While grading tests today for our undergraduate advance stats course, I had a funny (I think, anyway) thought about the inconsistency of model simplifications.

The course is focused on linear models. It’s “advanced” statistics for this reason (advanced is… relative). So they learn to do independent samples t-tests, dependent samples-t tests, ANOVA all within a linear model framework.

Then of course, they learn about [normal-assumptive] multiple regression, and we teach them to think about statistics themselves as being a super simple linear model of sorts ($\bar x_{0,s,p} = \mu_{0,p} + \epsilon_{0,s,p}$).

Anyway, on the test, they have to interpret a paired-samples “t-test” (a linear model on paired score differences). I had a realization about something, that I think highlights why I don’t particularly care about model simplification, and some inconsistent practices we seem to engage in.

When the analyst *knows* that scores are paired, and they want to conduct a t-test, they wind up using a dependent samples t-test which explicitly includes a covariance in the computation of the standard error (It’s twice subtracted out).

However, I don’t know if anyone actually bothers to see whether the paired-sample correlation is “significant” before doing so.

They simply acknowledge that a dependency in scores exists due to the design and units collected. It’s a design feature, and it’s a data-generative feature that is assumed to exist.

Basically, the researcher knows that some dependency probably exists, and then they use the “appropriate” model or test for such a dependency, all most likely without actually assessing whether that assumed dependency is “significant” and should be included.

I say that to contrast what we tend to do with other models.

I was helping a labmate with some multilevel modeling problems shortly before grading the tests, and this is why these ideas clicked together.

A researcher collects a sample which inevitably consists of both known and unknown subpopulations and clusters for which dependencies *may* exist — If you know someone is of a certain demographic, then there’s a *chance* that their score may correlate with someone of the same demographic, and hence there is a dependency.

But what do we do?

Some MLM books and programs by default recommend or compute for you the significance of the random effects or random correlations.

These tests basically include likelihood ratio tests (likelihood with correlation over likelihood without correlation), Wald tests (Horrible for variance params, so not gonna discuss that), and variance-testing (Chi-2 test for whether the random variance is greater than the [estimated] expected sampling error variance).

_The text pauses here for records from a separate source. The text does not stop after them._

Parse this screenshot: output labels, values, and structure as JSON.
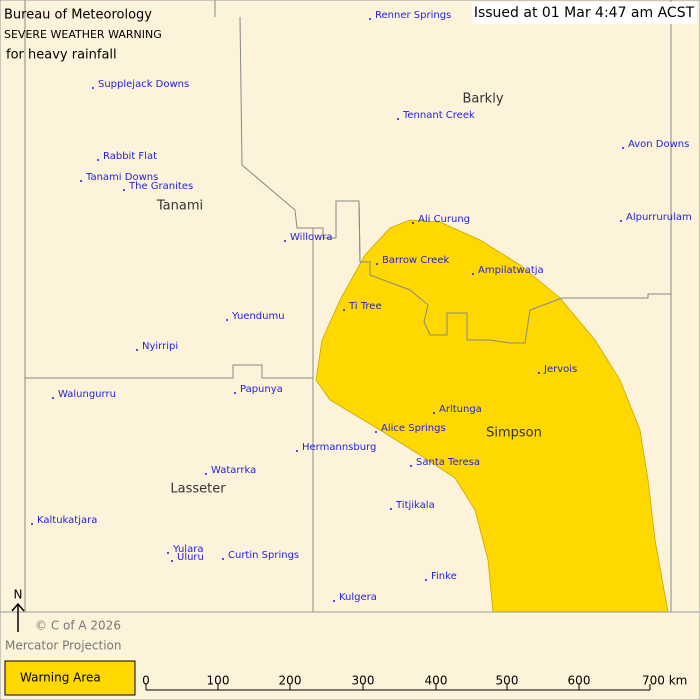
{
  "header": {
    "agency": "Bureau of Meteorology",
    "warning": "SEVERE WEATHER WARNING",
    "hazard": "for heavy rainfall",
    "issued": "Issued at 01 Mar 4:47 am ACST"
  },
  "regions": [
    "Barkly",
    "Tanami",
    "Simpson",
    "Lasseter"
  ],
  "places": [
    "Renner Springs",
    "Supplejack Downs",
    "Tennant Creek",
    "Avon Downs",
    "Rabbit Flat",
    "Tanami Downs",
    "The Granites",
    "Alpurrurulam",
    "Ali Curung",
    "Willowra",
    "Barrow Creek",
    "Ampilatwatja",
    "Ti Tree",
    "Yuendumu",
    "Nyirripi",
    "Jervois",
    "Papunya",
    "Walungurru",
    "Arltunga",
    "Alice Springs",
    "Hermannsburg",
    "Santa Teresa",
    "Watarrka",
    "Titjikala",
    "Kaltukatjara",
    "Yulara",
    "Uluru",
    "Curtin Springs",
    "Finke",
    "Kulgera"
  ],
  "north": "N",
  "copyright": "© C of A 2026",
  "projection": "Mercator Projection",
  "legend": {
    "label": "Warning Area"
  },
  "scale": [
    "0",
    "100",
    "200",
    "300",
    "400",
    "500",
    "600",
    "700 km"
  ]
}
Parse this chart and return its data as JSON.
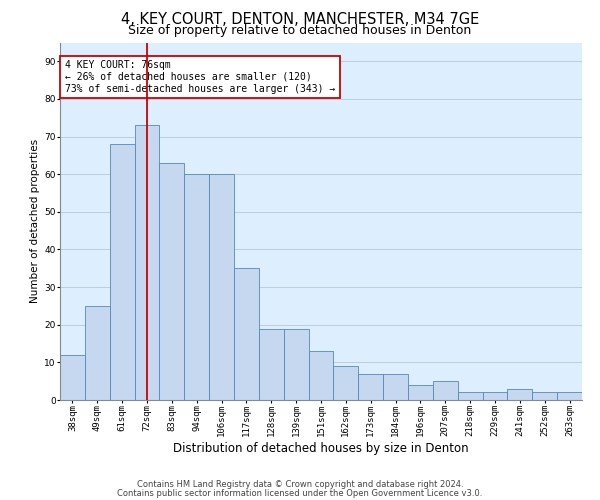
{
  "title1": "4, KEY COURT, DENTON, MANCHESTER, M34 7GE",
  "title2": "Size of property relative to detached houses in Denton",
  "xlabel": "Distribution of detached houses by size in Denton",
  "ylabel": "Number of detached properties",
  "categories": [
    "38sqm",
    "49sqm",
    "61sqm",
    "72sqm",
    "83sqm",
    "94sqm",
    "106sqm",
    "117sqm",
    "128sqm",
    "139sqm",
    "151sqm",
    "162sqm",
    "173sqm",
    "184sqm",
    "196sqm",
    "207sqm",
    "218sqm",
    "229sqm",
    "241sqm",
    "252sqm",
    "263sqm"
  ],
  "values": [
    12,
    25,
    68,
    73,
    63,
    60,
    60,
    35,
    19,
    19,
    13,
    9,
    7,
    7,
    4,
    5,
    2,
    2,
    3,
    2,
    2
  ],
  "bar_color": "#c5d8f0",
  "bar_edge_color": "#5588bb",
  "vline_x_index": 3,
  "vline_color": "#cc0000",
  "annotation_text": "4 KEY COURT: 76sqm\n← 26% of detached houses are smaller (120)\n73% of semi-detached houses are larger (343) →",
  "annotation_box_color": "#ffffff",
  "annotation_box_edge": "#cc0000",
  "ylim": [
    0,
    95
  ],
  "yticks": [
    0,
    10,
    20,
    30,
    40,
    50,
    60,
    70,
    80,
    90
  ],
  "grid_color": "#bbccdd",
  "bg_color": "#ddeeff",
  "footer1": "Contains HM Land Registry data © Crown copyright and database right 2024.",
  "footer2": "Contains public sector information licensed under the Open Government Licence v3.0.",
  "title1_fontsize": 10.5,
  "title2_fontsize": 9,
  "xlabel_fontsize": 8.5,
  "ylabel_fontsize": 7.5,
  "tick_fontsize": 6.5,
  "annotation_fontsize": 7,
  "footer_fontsize": 6
}
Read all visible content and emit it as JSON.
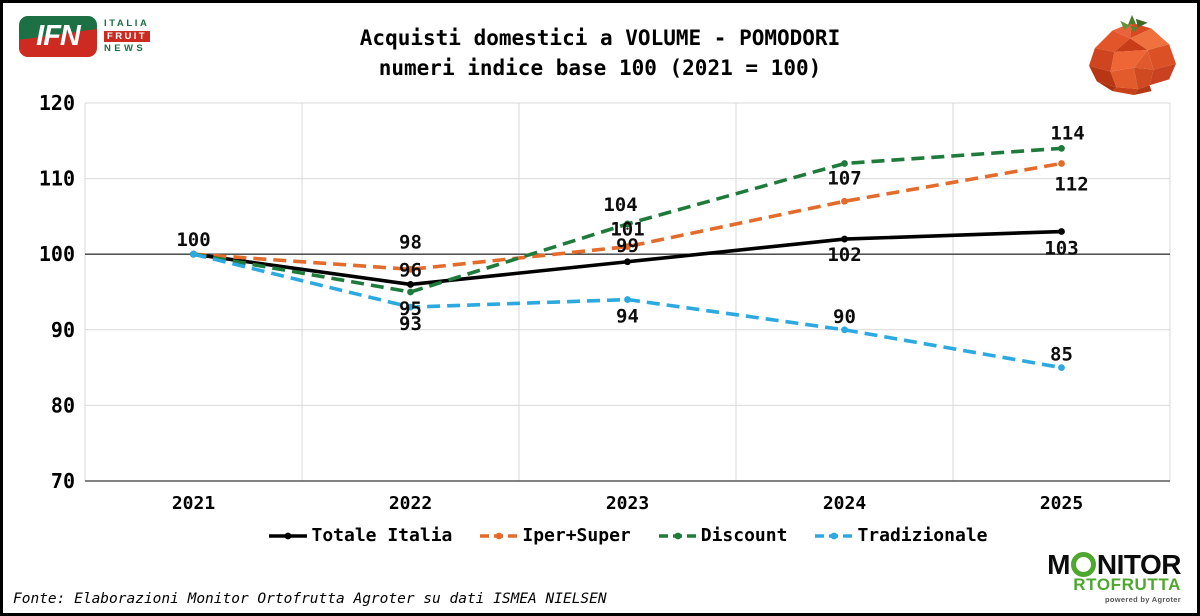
{
  "header": {
    "ifn_logo": {
      "acronym": "IFN",
      "italia": "ITALIA",
      "fruit": "FRUIT",
      "news": "NEWS"
    },
    "title_line1": "Acquisti domestici a VOLUME - POMODORI",
    "title_line2": "numeri indice base 100 (2021 = 100)"
  },
  "chart_data": {
    "type": "line",
    "title": "Acquisti domestici a VOLUME - POMODORI",
    "subtitle": "numeri indice base 100 (2021 = 100)",
    "categories": [
      "2021",
      "2022",
      "2023",
      "2024",
      "2025"
    ],
    "series": [
      {
        "name": "Totale Italia",
        "color": "#000000",
        "dashed": false,
        "values": [
          100,
          96,
          99,
          102,
          103
        ],
        "labels": [
          {
            "text": "100",
            "dy": -15
          },
          {
            "text": "96",
            "dy": -15
          },
          {
            "text": "99",
            "dy": -17
          },
          {
            "text": "102",
            "dy": 15
          },
          {
            "text": "103",
            "dy": 16
          }
        ]
      },
      {
        "name": "Iper+Super",
        "color": "#E36C2C",
        "dashed": true,
        "values": [
          100,
          98,
          101,
          107,
          112
        ],
        "labels": [
          null,
          {
            "text": "98",
            "dy": -28
          },
          {
            "text": "101",
            "dy": -18
          },
          {
            "text": "107",
            "dy": -24
          },
          {
            "text": "112",
            "dy": 20,
            "dx": 10
          }
        ]
      },
      {
        "name": "Discount",
        "color": "#1E7B3C",
        "dashed": true,
        "values": [
          100,
          95,
          104,
          112,
          114
        ],
        "labels": [
          null,
          {
            "text": "95",
            "dy": 16
          },
          {
            "text": "104",
            "dy": -20,
            "dx": -7
          },
          null,
          {
            "text": "114",
            "dy": -16,
            "dx": 6
          }
        ]
      },
      {
        "name": "Tradizionale",
        "color": "#2BA9E0",
        "dashed": true,
        "values": [
          100,
          93,
          94,
          90,
          85
        ],
        "labels": [
          null,
          {
            "text": "93",
            "dy": 16
          },
          {
            "text": "94",
            "dy": 16
          },
          {
            "text": "90",
            "dy": -14
          },
          {
            "text": "85",
            "dy": -14
          }
        ]
      }
    ],
    "ylim": [
      70,
      120
    ],
    "yticks": [
      70,
      80,
      90,
      100,
      110,
      120
    ],
    "baseline": 100,
    "grid": true,
    "legend_position": "bottom"
  },
  "footer": {
    "source": "Fonte: Elaborazioni Monitor Ortofrutta Agroter su dati ISMEA NIELSEN"
  },
  "branding": {
    "monitor": {
      "line1_prefix": "M",
      "line1_suffix": "NITOR",
      "line2": "RTOFRUTTA",
      "powered": "powered by Agroter"
    }
  },
  "colors": {
    "ifn_green": "#1D7044",
    "ifn_red": "#CD2A21",
    "monitor_green": "#4EA72E",
    "grid": "#D9D9D9",
    "baseline_line": "#3A3A3A",
    "axis_line": "#595959"
  }
}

A researcher may determine whether to include the random variance or not, depending on the significance, *despite* knowing that these clusters do exist and *could* have dependencies.

The funny realization is that – In these harder models where more thoughtwork is needed, researchers are told to check for these dependencies via some test or model comparison, and only if deemed necessary include it in the model.

But I hazard a guess – These people probably don’t do the same with paired-samples t-tests — They probably don’t test to see whether the paired-samples correlation is significant before using a dependent samples t-test.

Why? Because in the paired-samples t-test, you acknowledge the *design* and *structure* that presumably does exist in the data, and doing so improves your inferences. Yet we don’t do the same for linear models!

This dovetails with other recommendations for why random effects models should really be the default. We know there is most likely a dependency among scores to *some degree*; we don’t really need to test for that before fitting the model. If the researcher knows that a dependency may exist, just use MLM, period, just like if you have two paired data vectors you assume are dependent you would by default use a paired-samples t-test.

Basically what I am saying is – Be consistent.

If you would consider the design and possible dependencies, and in doing so be ok with using a paired-samples t-test without actually assessing the significance of the paired correlation, you should do the exact same thing with linear models.

If you suspect a dependency due to pairings and clusters, use a MLM instead of an LM, just as you would choose a paired-samples t-test instead of the independent samples t-test.

I am *not* suggesting that you actually check for significance before using a dependent samples t-test or MLM — On the contrary, your model should express what you know and can feasibly model. If subpopulations exist that could *feasibly* be dependent, just use a MLM; easy; no checking necessary. Best case scenario, your inference is improved; worst case scenario, it’ll basically collapse back into an LM anyway, just as a dependent t-test with zero covariance will wind up being an independent samples t-test.

This inconsistency has bothered me for years. More generally using any preliminary test of significance to decide whether to use a significance test (or which test to use) is likely to mess up the Type I error and power of the test you are interested in.

Yep, that’s certainly an angle to be considered. It’s a garden of forking paths problem that isn’t accounted for in the p-value typically used! The distribution of t/p values you would obtain if you just used dependent t-tests is different than the distribution of t/p values you would obtain if you did a paired-correlation test before proceeding to an independent or dependent test in a manner dependent on the paired-correlation test. Which means the p-value for the dependent t-test or independent t-test is not strictly valid, unless you yourself generated such a distribution and compared you observed t to the resulting implied sampling distribution.

I only wish we encouraged psychologists in particular to think

generativelyabout their models and assumptions. Even in simple situations like this.